Er waren slechts kleine veranderingen gedaan aan de Gerard Dousjoel in de honderd jaar van haar bestaan voordat we aan de restauratie begonnen.
Veranderingen, soms van praktische aard, soms verfraaiingen. Zo kwam er in de jaren twintig een zij-ingang naar de sjoelruimte die nog altijd het meest wordt gebruikt. Het is een eikenhouten tochtportaal, een beetje in de stijl van de Amsterdamse School, een kleine voorruimte met een glas-in-loodraam.
Je krijgt als je binnenkomt al een beetje een indruk van de sfeer van de sjoel. In dezelfde jaren is er ook een nieuwe wandbekleding gekomen in de nis bij de Aron Hakodesj met een zilverkleurig art-deco-achtig patroon.
Bijzondere sfeer
Normaal hangt in een sjoel alleen voor de Aron een parochet. In 1992 bij het honderdjarig bestaan werden alle parochot van de sjoel tijdelijk allemaal langs de wanden van de sjoel opgehangen. Dat gaf een bijzondere sfeer. De kleden waren in de loop van de tijd door leden van de sjoel geschonken en vormen met hun verschillende stijl en opschriften samen een belangrijk stukje geschiedenis van de sjoel.
Zo was het ook gegaan in de Grote Sjoel (nu onderdeel van het Joods Museum) bij het 300-jarig jubileum van de Joodse Gemeente in 1935. Je kunt dat zien op het schilderij van Martin Monnickendam in het Joods Museum. (Het schilderij hangt in de ruimte die erop is afgebeeld.) De parochot zijn sindsdien allemaal langs de wanden blijven hangen en dragen enorm bij aan de sfeer en de akoestiek.
Grote synagoge Amsterdam
schilderij Martin Monnickendam, 1935
beeld: JCK
Parochot aan de muren
Op oude foto’s van de Gerard Dou zag je geen parochot aan de wanden, maar wel kon je zien dat de wanden op de benedenverdieping met lijnen versierd waren. Maar na restauratief gekrab aan de bepleistering van de muren (samen met onze kleurendeskundige van de toenmalige dienst voor de monumentenzorg, nu Rijksdienst Cultureel Erfgoed) bleek dat er decoraties en ook opschriften aan de oostwand op verschillende plaatsen hadden gezeten. Wat was oorspronkelijk, en hoe belangrijk was dat?

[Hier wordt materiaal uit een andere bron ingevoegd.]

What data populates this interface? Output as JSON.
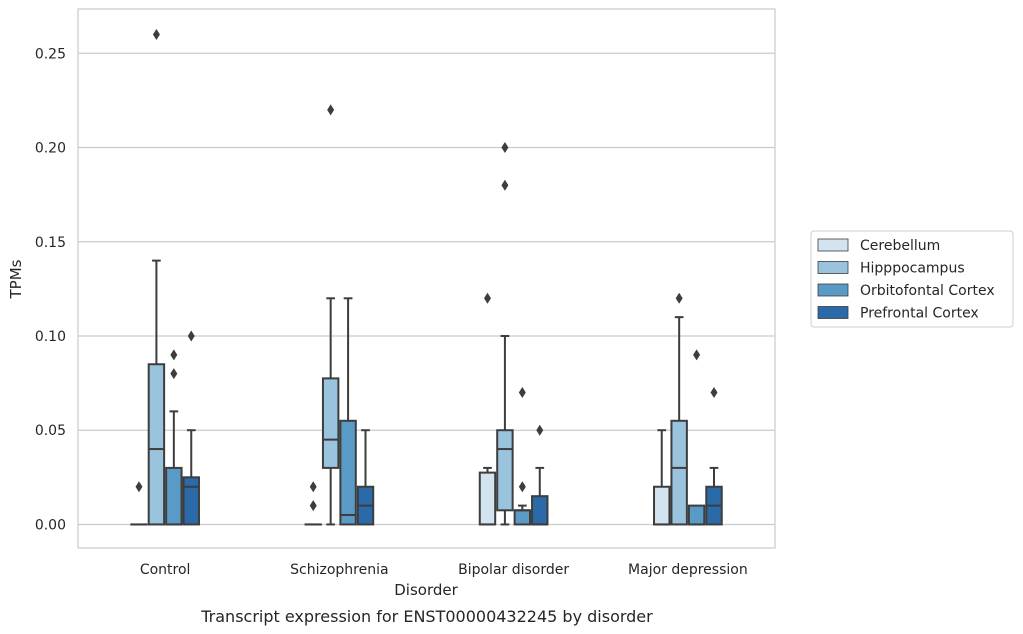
{
  "chart_data": {
    "type": "box",
    "title": "",
    "caption": "Transcript expression for ENST00000432245 by disorder",
    "xlabel": "Disorder",
    "ylabel": "TPMs",
    "ylim": [
      -0.0125,
      0.2735
    ],
    "yticks": [
      0.0,
      0.05,
      0.1,
      0.15,
      0.2,
      0.25
    ],
    "ytick_labels": [
      "0.00",
      "0.05",
      "0.10",
      "0.15",
      "0.20",
      "0.25"
    ],
    "grid": true,
    "legend_position": "right",
    "categories": [
      "Control",
      "Schizophrenia",
      "Bipolar disorder",
      "Major depression"
    ],
    "series": [
      {
        "name": "Cerebellum",
        "color": "#d3e3f0",
        "boxes": [
          {
            "q1": 0.0,
            "median": 0.0,
            "q3": 0.0,
            "whislo": 0.0,
            "whishi": 0.0,
            "fliers": [
              0.02
            ]
          },
          {
            "q1": 0.0,
            "median": 0.0,
            "q3": 0.0,
            "whislo": 0.0,
            "whishi": 0.0,
            "fliers": [
              0.01,
              0.02
            ]
          },
          {
            "q1": 0.0,
            "median": 0.0,
            "q3": 0.0275,
            "whislo": 0.0,
            "whishi": 0.03,
            "fliers": [
              0.12
            ]
          },
          {
            "q1": 0.0,
            "median": 0.0,
            "q3": 0.02,
            "whislo": 0.0,
            "whishi": 0.05,
            "fliers": []
          }
        ]
      },
      {
        "name": "Hipppocampus",
        "color": "#9ac4de",
        "boxes": [
          {
            "q1": 0.0,
            "median": 0.04,
            "q3": 0.085,
            "whislo": 0.0,
            "whishi": 0.14,
            "fliers": [
              0.26
            ]
          },
          {
            "q1": 0.03,
            "median": 0.045,
            "q3": 0.0775,
            "whislo": 0.0,
            "whishi": 0.12,
            "fliers": [
              0.22
            ]
          },
          {
            "q1": 0.0075,
            "median": 0.04,
            "q3": 0.05,
            "whislo": 0.0,
            "whishi": 0.1,
            "fliers": [
              0.18,
              0.2
            ]
          },
          {
            "q1": 0.0,
            "median": 0.03,
            "q3": 0.055,
            "whislo": 0.0,
            "whishi": 0.11,
            "fliers": [
              0.12
            ]
          }
        ]
      },
      {
        "name": "Orbitofontal Cortex",
        "color": "#5a9ac6",
        "boxes": [
          {
            "q1": 0.0,
            "median": 0.0,
            "q3": 0.03,
            "whislo": 0.0,
            "whishi": 0.06,
            "fliers": [
              0.08,
              0.09
            ]
          },
          {
            "q1": 0.0,
            "median": 0.005,
            "q3": 0.055,
            "whislo": 0.0,
            "whishi": 0.12,
            "fliers": []
          },
          {
            "q1": 0.0,
            "median": 0.0075,
            "q3": 0.0075,
            "whislo": 0.0,
            "whishi": 0.01,
            "fliers": [
              0.02,
              0.07
            ]
          },
          {
            "q1": 0.0,
            "median": 0.0,
            "q3": 0.01,
            "whislo": 0.0,
            "whishi": 0.01,
            "fliers": [
              0.09
            ]
          }
        ]
      },
      {
        "name": "Prefrontal Cortex",
        "color": "#2a6aa8",
        "boxes": [
          {
            "q1": 0.0,
            "median": 0.02,
            "q3": 0.025,
            "whislo": 0.0,
            "whishi": 0.05,
            "fliers": [
              0.1
            ]
          },
          {
            "q1": 0.0,
            "median": 0.01,
            "q3": 0.02,
            "whislo": 0.0,
            "whishi": 0.05,
            "fliers": []
          },
          {
            "q1": 0.0,
            "median": 0.0,
            "q3": 0.015,
            "whislo": 0.0,
            "whishi": 0.03,
            "fliers": [
              0.05
            ]
          },
          {
            "q1": 0.0,
            "median": 0.01,
            "q3": 0.02,
            "whislo": 0.0,
            "whishi": 0.03,
            "fliers": [
              0.07
            ]
          }
        ]
      }
    ]
  }
}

En dan waren er ook nog ruimten naast de eigenlijke sjoel. De mooie bestuurskamer die elk jaar wordt omgebouwd tot soeka, door het dak met een ingenieuze katrolinstallatie omhoog te trekken. Dat moest natuurlijk behouden blijven.
Ooit was er ook een schooltje voor Joodse les. Maar inmiddels werden de bijruimten vooral gebruikt als berging en waren er meer toiletten dan voor het hedendaagse aantal bezoekers nodig was. We probeerden van de ruimten rondom de eigenlijke sjoel samen één bruikbaar geheel te maken. Daardoor ligt de bestuurskamer van vroeger nu midden tussen een bibliotheekkamer en een nieuw keukentje met een berging op maat, zodat er bijeenkomsten kunnen worden gehouden en voor de wekelijkse kidoesj na sjoel.
Koperen hanglampen
In de sjoel zelf is met kleine verbeteringen veel bereikt: de koperen hanglampen in de mannensjoel werden voor de vrouwengalerij nauwkeurig nagemaakt, zodat boven en beneden meer een geheel werden.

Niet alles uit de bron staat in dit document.